We will talk about the assignments of Application Management, which can indeed sound very basic and perhaps come across like a repeat of multiple guides and step by step documents. However in this part we will look to iron out some ideas of best practices, strategies as well as bringing in an element of workflow and automation which can unlock the abilities of enhancing modern application management even more.

This part is really the foundation of what we want to setup before we get into the fun stuff. The most important thing is to structure the base correctly before we start to have a multitude of workflows happening.

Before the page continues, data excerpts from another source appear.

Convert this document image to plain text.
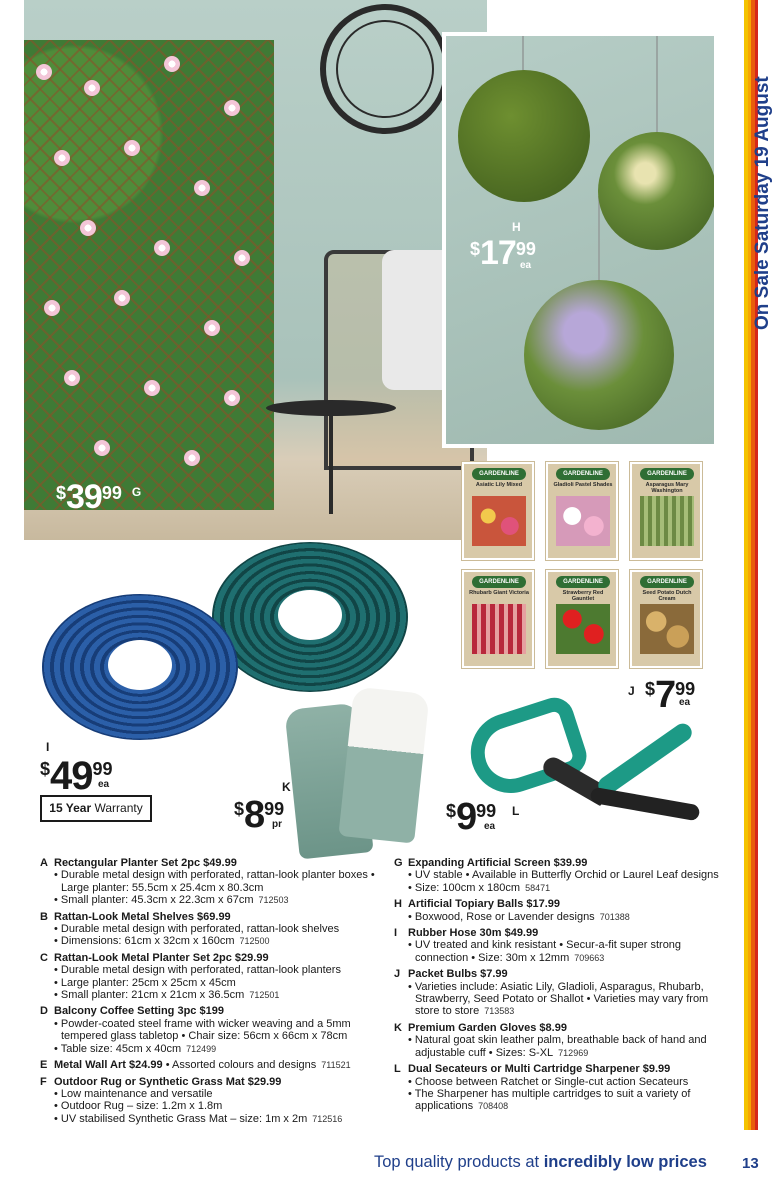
On Sale Saturday 19 August
$ 39 99 G
H
$ 17 99
ea
GARDENLINE
Asiatic Lily Mixed
GARDENLINE
Gladioli Pastel Shades
GARDENLINE
Asparagus Mary Washington
GARDENLINE
Rhubarb Giant Victoria
GARDENLINE
Strawberry Red Gauntlet
GARDENLINE
Seed Potato Dutch Cream
J $ 7 99
ea
I
$ 49 99
ea
15 Year Warranty
K
$ 8 99
pr
$ 9 99
ea
L
A Rectangular Planter Set 2pc $49.99
• Durable metal design with perforated, rattan-look planter boxes • Large planter: 55.5cm x 25.4cm x 80.3cm
• Small planter: 45.3cm x 22.3cm x 67cm 712503
B Rattan-Look Metal Shelves $69.99
• Durable metal design with perforated, rattan-look shelves
• Dimensions: 61cm x 32cm x 160cm 712500
C Rattan-Look Metal Planter Set 2pc $29.99
• Durable metal design with perforated, rattan-look planters
• Large planter: 25cm x 25cm x 45cm
• Small planter: 21cm x 21cm x 36.5cm 712501
D Balcony Coffee Setting 3pc $199
• Powder-coated steel frame with wicker weaving and a 5mm tempered glass tabletop • Chair size: 56cm x 66cm x 78cm
• Table size: 45cm x 40cm 712499
E Metal Wall Art $24.99 • Assorted colours and designs 711521
F Outdoor Rug or Synthetic Grass Mat $29.99
• Low maintenance and versatile
• Outdoor Rug – size: 1.2m x 1.8m
• UV stabilised Synthetic Grass Mat – size: 1m x 2m 712516
G Expanding Artificial Screen $39.99
• UV stable • Available in Butterfly Orchid or Laurel Leaf designs
• Size: 100cm x 180cm 58471
H Artificial Topiary Balls $17.99
• Boxwood, Rose or Lavender designs 701388
I Rubber Hose 30m $49.99
• UV treated and kink resistant • Secur-a-fit super strong connection • Size: 30m x 12mm 709663
J Packet Bulbs $7.99
• Varieties include: Asiatic Lily, Gladioli, Asparagus, Rhubarb, Strawberry, Seed Potato or Shallot • Varieties may vary from store to store 713583
K Premium Garden Gloves $8.99
• Natural goat skin leather palm, breathable back of hand and adjustable cuff • Sizes: S-XL 712969
L Dual Secateurs or Multi Cartridge Sharpener $9.99
• Choose between Ratchet or Single-cut action Secateurs
• The Sharpener has multiple cartridges to suit a variety of applications 708408
Top quality products at incredibly low prices 13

The core of any enhancement of application management really has to be done at all levels and this includes where we structure how everything will be deployed, where it will be deployed, and the understanding of the purpose of every container we form.

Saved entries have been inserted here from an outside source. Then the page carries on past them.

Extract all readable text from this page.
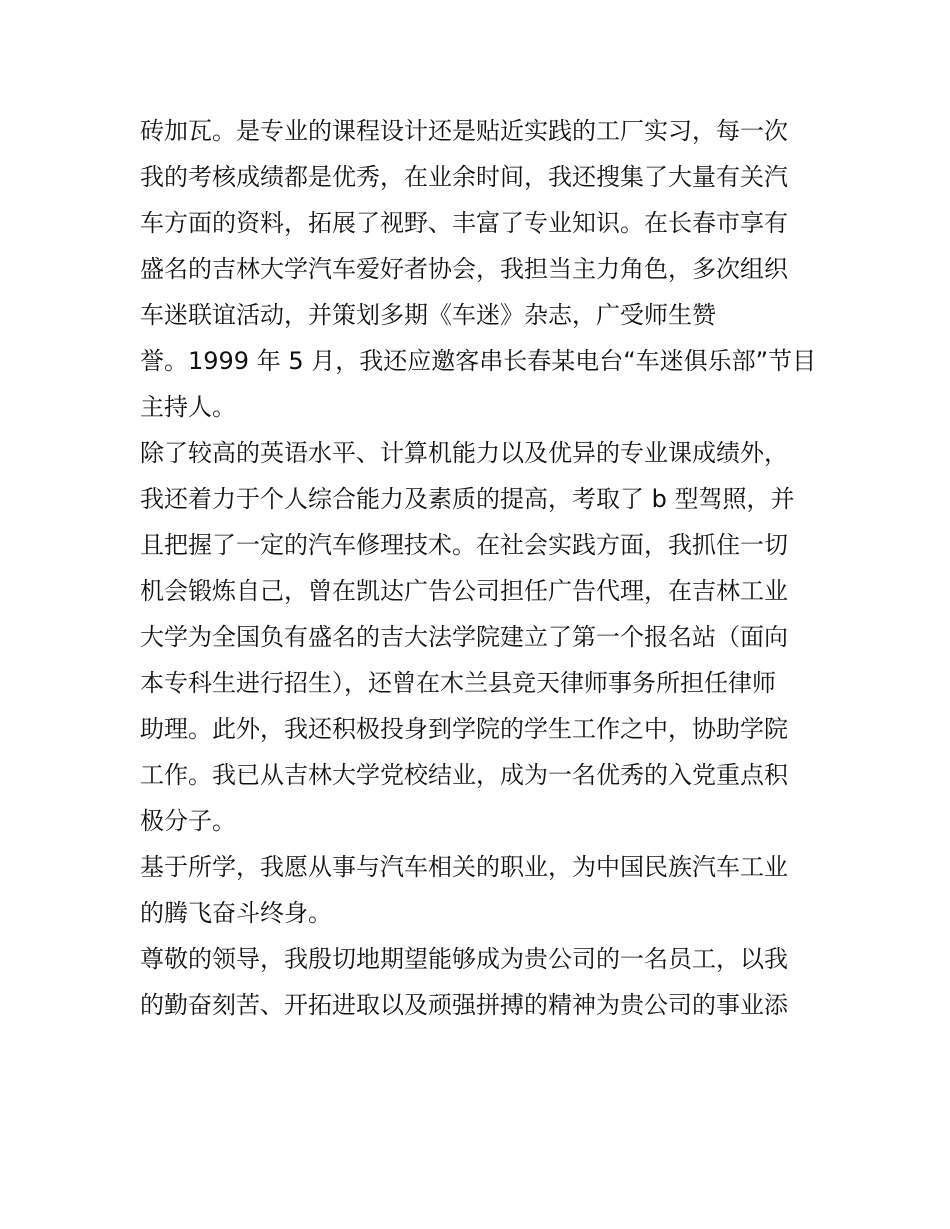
砖加瓦。是专业的课程设计还是贴近实践的工厂实习，每一次
我的考核成绩都是优秀，在业余时间，我还搜集了大量有关汽
车方面的资料，拓展了视野、丰富了专业知识。在长春市享有
盛名的吉林大学汽车爱好者协会，我担当主力角色，多次组织
车迷联谊活动，并策划多期《车迷》杂志，广受师生赞
誉。1999 年 5 月，我还应邀客串长春某电台“车迷俱乐部”节目
主持人。
除了较高的英语水平、计算机能力以及优异的专业课成绩外，
我还着力于个人综合能力及素质的提高，考取了 b 型驾照，并
且把握了一定的汽车修理技术。在社会实践方面，我抓住一切
机会锻炼自己，曾在凯达广告公司担任广告代理，在吉林工业
大学为全国负有盛名的吉大法学院建立了第一个报名站（面向
本专科生进行招生），还曾在木兰县竞天律师事务所担任律师
助理。此外，我还积极投身到学院的学生工作之中，协助学院
工作。我已从吉林大学党校结业，成为一名优秀的入党重点积
极分子。
基于所学，我愿从事与汽车相关的职业，为中国民族汽车工业
的腾飞奋斗终身。
尊敬的领导，我殷切地期望能够成为贵公司的一名员工，以我
的勤奋刻苦、开拓进取以及顽强拼搏的精神为贵公司的事业添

Also to note that everything discussed here applies to all platforms and not just Windows, although Windows is shown in the examples which follow.

How do we make applications available

This is where we enter a much wider subject matter now. I believe many of us (including myself) understand the concept of how to make an application available to be installed. But what makes the enhancing-the-modern-application-management series approach different is to analyze the overall picture of how we make this happen and the business justifications to make this happen.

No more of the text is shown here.